CERTSREAM: an intelligence feed that gives you real-time updates from the Certificate Transparency Log network.
- We utilize this library to get real-time CT log feed.
- We only get the domain name from the certificate Transparency Log feed.
Filter: Since there are ~20M certificates we can get from the feed, and most of them are not phishing domains, it is necessary to have a preliminary filtering first, and leave doubtful domains to the next step.
- Set up a white list, which includes well-known domain names (e.g. google.com).
- Score the suspiciousness by the naming style of the domain name.
- Whether the domain name contains keywords that are frequently used in phishing domains such as account and login.
- Whether the domain name contains tlds (com, net, etc.) or in the middle, e.g. www.amazon-check-com.c5j.top.
- Whether there are too many dash symbols (‘-’) in the domain names. Phishing domains prefer to use a lot of dash symbols, e.g. www.instagram-log-account-login.1337.pictures.
- Whether there is any typo that seems to be used to confuse users, e.g. goog1e.com, paypol.com.
- With the help of Filter, we can filter most ordinary domains out, and capture about 10 suspicious domains per minute.

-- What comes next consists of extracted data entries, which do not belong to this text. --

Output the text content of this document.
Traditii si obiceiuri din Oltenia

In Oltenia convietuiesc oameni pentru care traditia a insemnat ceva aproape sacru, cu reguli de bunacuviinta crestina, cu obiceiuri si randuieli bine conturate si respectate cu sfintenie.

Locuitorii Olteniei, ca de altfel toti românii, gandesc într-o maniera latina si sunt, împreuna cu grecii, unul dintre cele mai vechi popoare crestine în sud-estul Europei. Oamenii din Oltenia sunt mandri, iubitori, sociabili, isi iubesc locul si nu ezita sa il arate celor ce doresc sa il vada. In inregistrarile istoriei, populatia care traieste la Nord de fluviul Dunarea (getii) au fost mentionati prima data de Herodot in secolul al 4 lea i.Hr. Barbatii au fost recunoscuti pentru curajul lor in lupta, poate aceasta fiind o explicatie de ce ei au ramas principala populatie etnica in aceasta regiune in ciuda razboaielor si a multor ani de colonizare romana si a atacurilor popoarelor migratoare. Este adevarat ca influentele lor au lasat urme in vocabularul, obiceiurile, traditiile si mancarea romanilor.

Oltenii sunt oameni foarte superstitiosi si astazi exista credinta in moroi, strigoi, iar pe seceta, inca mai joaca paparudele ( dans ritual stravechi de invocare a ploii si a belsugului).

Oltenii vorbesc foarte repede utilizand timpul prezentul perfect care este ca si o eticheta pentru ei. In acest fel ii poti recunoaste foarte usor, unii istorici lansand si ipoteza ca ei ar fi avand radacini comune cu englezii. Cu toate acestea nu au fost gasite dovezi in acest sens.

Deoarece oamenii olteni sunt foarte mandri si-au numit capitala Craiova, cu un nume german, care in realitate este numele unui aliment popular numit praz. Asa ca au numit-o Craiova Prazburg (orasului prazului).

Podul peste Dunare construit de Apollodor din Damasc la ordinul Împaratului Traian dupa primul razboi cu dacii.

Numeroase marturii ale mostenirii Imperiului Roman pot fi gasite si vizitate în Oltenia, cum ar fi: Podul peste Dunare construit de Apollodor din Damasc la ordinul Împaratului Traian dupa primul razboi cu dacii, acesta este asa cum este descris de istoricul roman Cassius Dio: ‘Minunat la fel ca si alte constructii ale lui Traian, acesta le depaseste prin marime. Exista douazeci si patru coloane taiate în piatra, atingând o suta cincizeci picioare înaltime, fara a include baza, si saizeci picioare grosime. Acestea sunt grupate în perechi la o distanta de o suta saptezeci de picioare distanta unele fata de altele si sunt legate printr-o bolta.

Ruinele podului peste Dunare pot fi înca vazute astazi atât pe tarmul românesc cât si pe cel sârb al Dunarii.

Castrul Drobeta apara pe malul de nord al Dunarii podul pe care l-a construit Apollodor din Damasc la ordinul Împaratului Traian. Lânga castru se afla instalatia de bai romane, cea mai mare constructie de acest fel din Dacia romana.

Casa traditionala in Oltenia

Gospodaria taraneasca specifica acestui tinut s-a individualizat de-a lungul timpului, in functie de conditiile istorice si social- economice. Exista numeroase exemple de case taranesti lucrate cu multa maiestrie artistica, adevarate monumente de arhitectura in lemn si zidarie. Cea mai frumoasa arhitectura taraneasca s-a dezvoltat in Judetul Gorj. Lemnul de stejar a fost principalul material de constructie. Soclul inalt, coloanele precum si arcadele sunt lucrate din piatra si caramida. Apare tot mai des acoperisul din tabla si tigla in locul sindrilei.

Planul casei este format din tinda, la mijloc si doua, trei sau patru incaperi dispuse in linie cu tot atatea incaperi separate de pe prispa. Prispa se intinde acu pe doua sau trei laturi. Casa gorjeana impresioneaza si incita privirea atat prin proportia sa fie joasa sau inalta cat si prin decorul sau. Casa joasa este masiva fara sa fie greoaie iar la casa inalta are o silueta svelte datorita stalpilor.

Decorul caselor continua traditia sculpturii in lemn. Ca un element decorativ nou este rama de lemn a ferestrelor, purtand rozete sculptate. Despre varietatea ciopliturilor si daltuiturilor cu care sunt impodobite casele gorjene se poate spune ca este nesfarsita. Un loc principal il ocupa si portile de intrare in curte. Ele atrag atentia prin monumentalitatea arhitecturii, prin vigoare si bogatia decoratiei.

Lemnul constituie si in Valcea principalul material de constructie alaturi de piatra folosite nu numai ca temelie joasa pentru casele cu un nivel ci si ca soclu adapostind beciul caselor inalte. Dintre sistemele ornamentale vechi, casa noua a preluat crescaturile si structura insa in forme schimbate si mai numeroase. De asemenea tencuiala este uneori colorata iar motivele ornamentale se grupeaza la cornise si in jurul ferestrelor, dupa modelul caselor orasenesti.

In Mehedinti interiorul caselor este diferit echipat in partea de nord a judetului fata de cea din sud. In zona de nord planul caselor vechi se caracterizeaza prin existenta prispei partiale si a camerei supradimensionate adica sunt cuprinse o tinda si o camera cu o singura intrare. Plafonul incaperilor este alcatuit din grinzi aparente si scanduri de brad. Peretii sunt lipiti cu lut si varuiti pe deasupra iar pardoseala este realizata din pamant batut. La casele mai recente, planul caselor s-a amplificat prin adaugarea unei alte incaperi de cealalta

SVM Model: We collected a list of phishing domains and a list of ordinary domains, and extracted 12 features for each domain. After encoding them into one hot encoders, we used them to train a svm model.
- 12 features includes:
- Whether the domain name is too long.
- Whether the domain name contains the symbol “@”.
- Whether the domain name contains the dash symbol “-”.

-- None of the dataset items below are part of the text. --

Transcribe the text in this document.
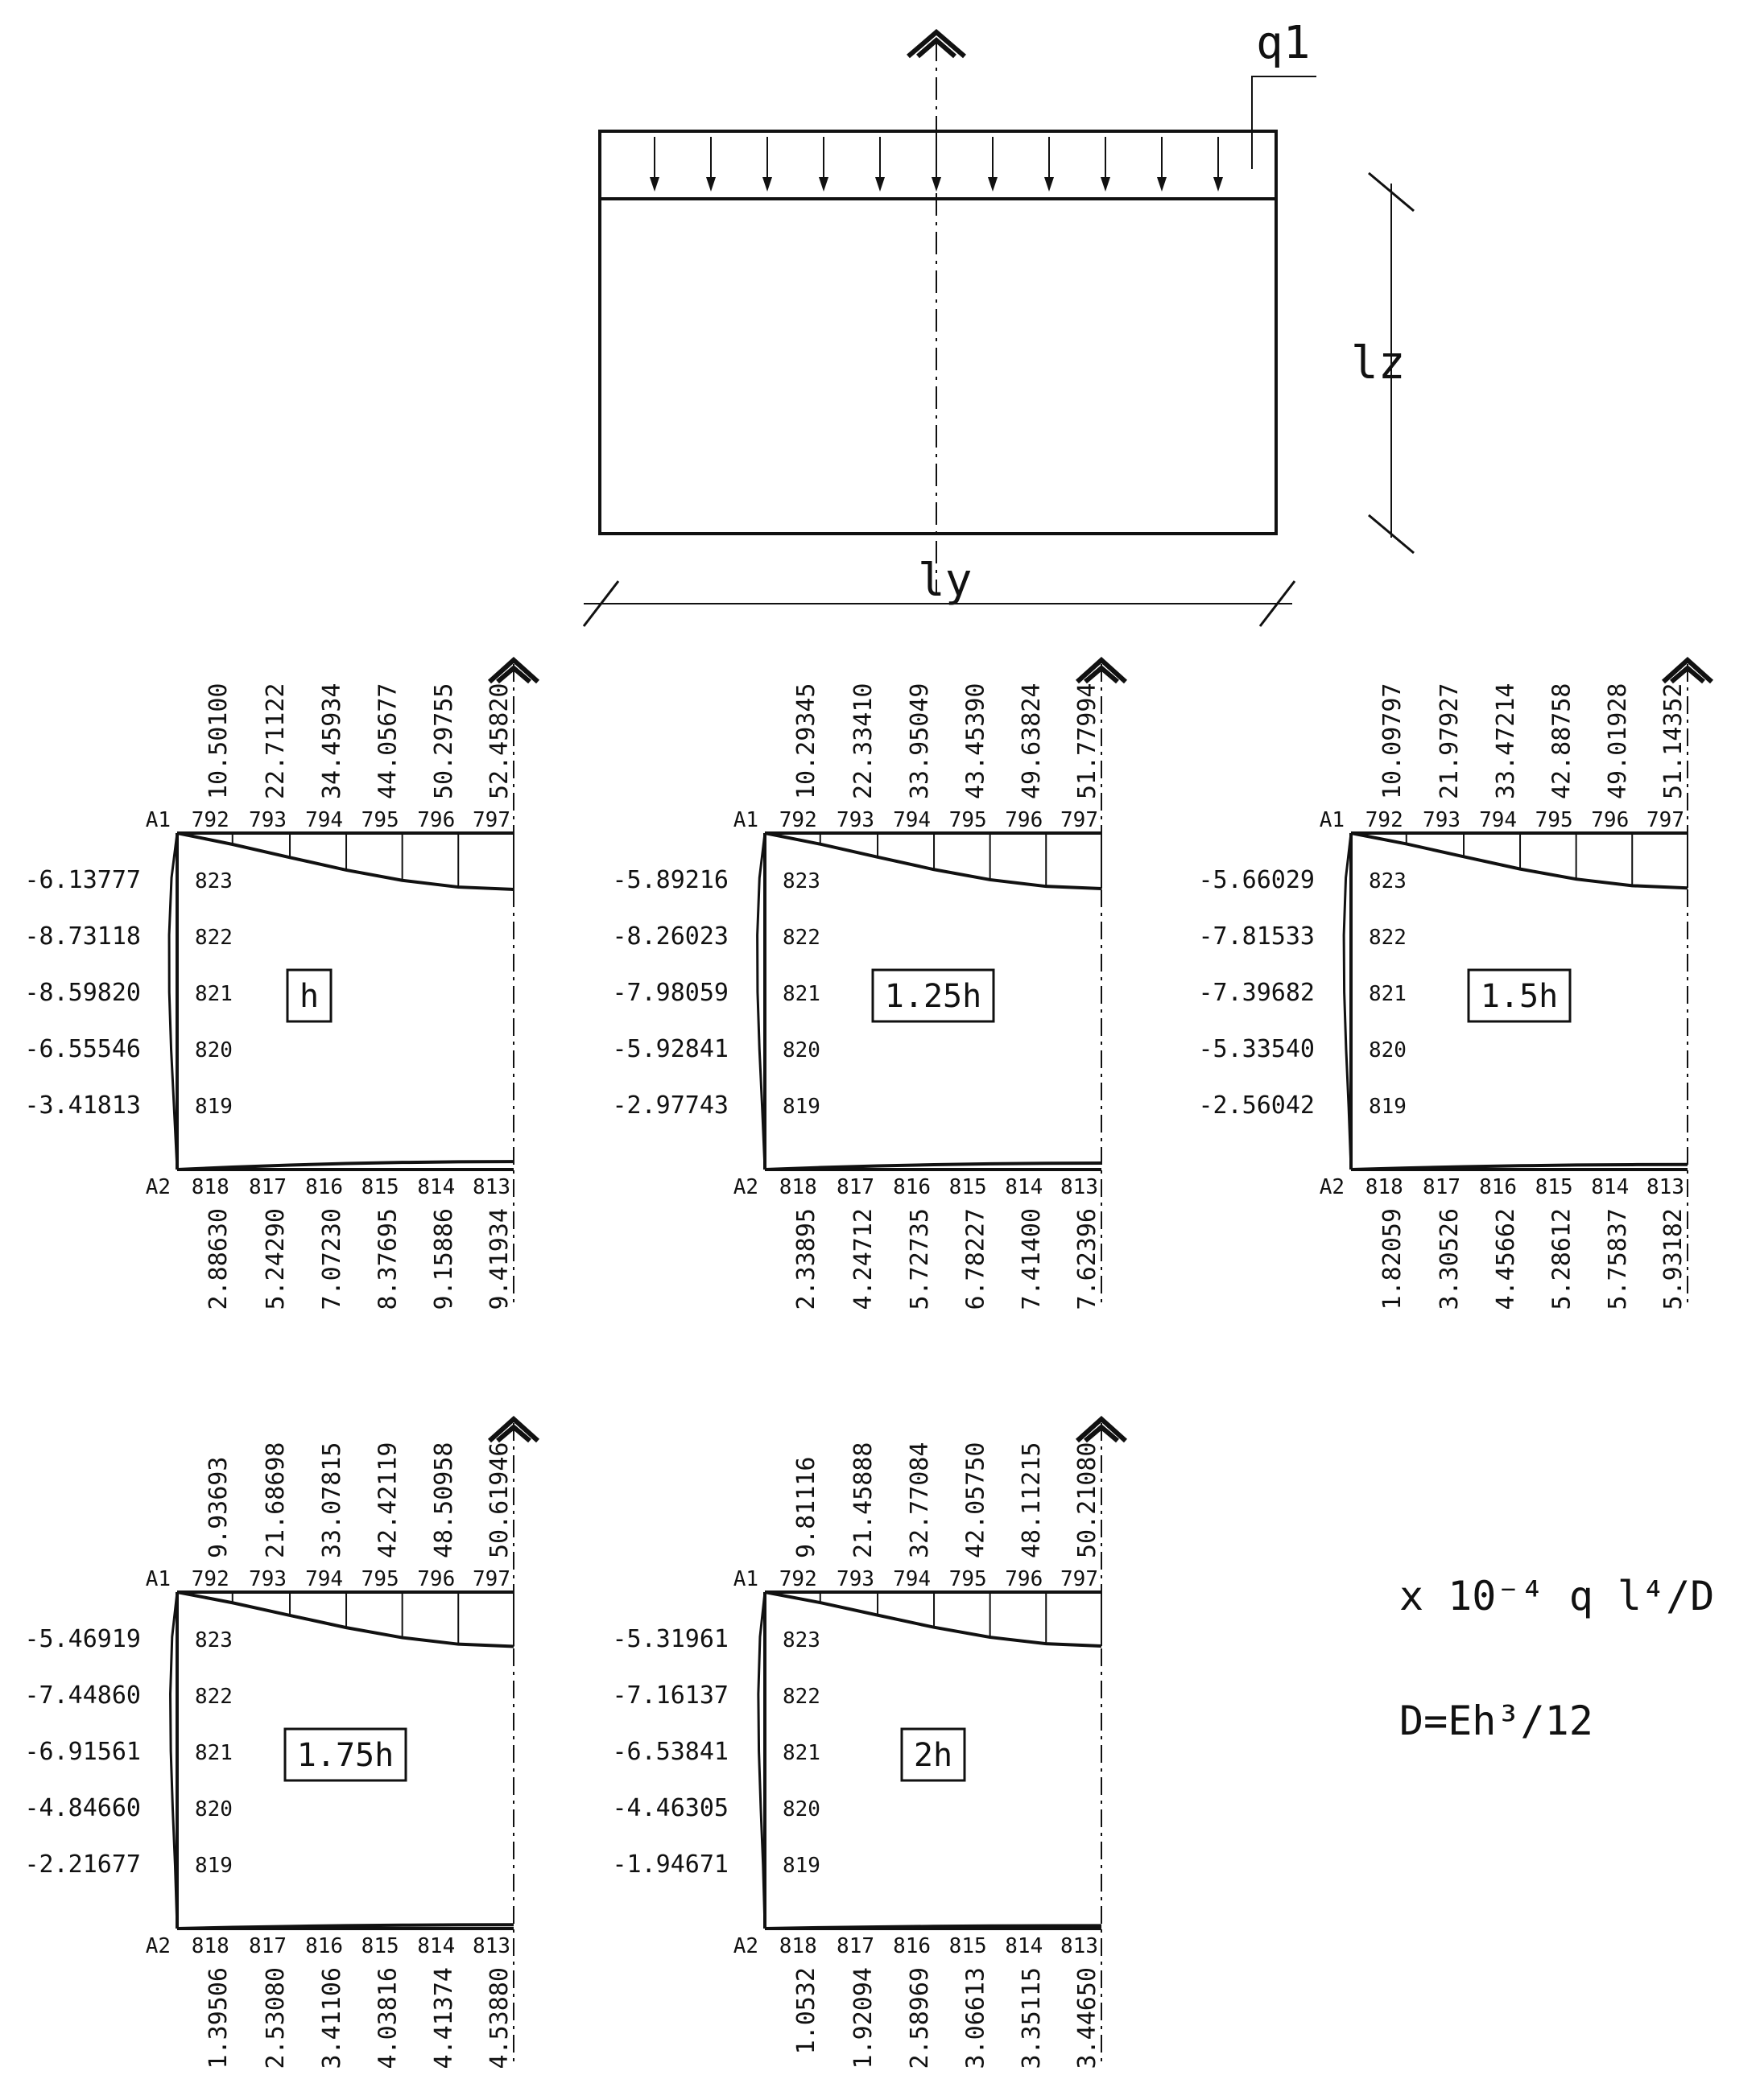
q1
lz
ly
A1
A2
792 793 794 795 796 797
10.50100 22.71122 34.45934 44.05677 50.29755 52.45820
818 817 816 815 814 813
2.88630 5.24290 7.07230 8.37695 9.15886 9.41934
823
822
821
820
819
-6.13777
-8.73118
-8.59820
-6.55546
-3.41813
h
A1
A2
792 793 794 795 796 797
10.29345 22.33410 33.95049 43.45390 49.63824 51.77994
818 817 816 815 814 813
2.33895 4.24712 5.72735 6.78227 7.41400 7.62396
823
822
821
820
819
-5.89216
-8.26023
-7.98059
-5.92841
-2.97743
1.25h
A1
A2
792 793 794 795 796 797
10.09797 21.97927 33.47214 42.88758 49.01928 51.14352
818 817 816 815 814 813
1.82059 3.30526 4.45662 5.28612 5.75837 5.93182
823
822
821
820
819
-5.66029
-7.81533
-7.39682
-5.33540
-2.56042
1.5h
A1
A2
792 793 794 795 796 797
9.93693 21.68698 33.07815 42.42119 48.50958 50.61946
818 817 816 815 814 813
1.39506 2.53080 3.41106 4.03816 4.41374 4.53880
823
822
821
820
819
-5.46919
-7.44860
-6.91561
-4.84660
-2.21677
1.75h
A1
A2
792 793 794 795 796 797
9.81116 21.45888 32.77084 42.05750 48.11215 50.21080
818 817 816 815 814 813
1.0532 1.92094 2.58969 3.06613 3.35115 3.44650
823
822
821
820
819
-5.31961
-7.16137
-6.53841
-4.46305
-1.94671
2h
x 10⁻⁴ q l⁴/D
D=Eh³/12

- Whether the domain name contains too many dot symbol “.”.
- Whether the domain name has a valid authority.
- Whether the domain name contains string “https”, e.g. “httpswww.chase.com.arabicnikah.com”
- Whether the domain name has a long register period.
- Whether the domain name be expired soon.
- Whether the web page contains too many tags.
- Whether there are too many redirects.
- Whether the domain has a good ranking in alexa website (https://www.alexa.com/siteinfo/).
- Whether the domain is in any DNS record by the help of WHOIS.
- The data we collected contains 500 ordinary domains and about 1500 phishing domains.
- The SVM Model we trained achieves 96.7% accuracy, 87% recall, 0.04 FPR.
python main.py
Move the domain names from your "phishing_domain_YYYY-MM-DD.log" file to the "test_domain_list.log" file
then run:
python test.py
- To get features from domain name list, we called the get_features() function in the prepocess.py file.
- To Train the svm model, we run the build_model.py. You can also checkout the notebook: build_model.ipynb.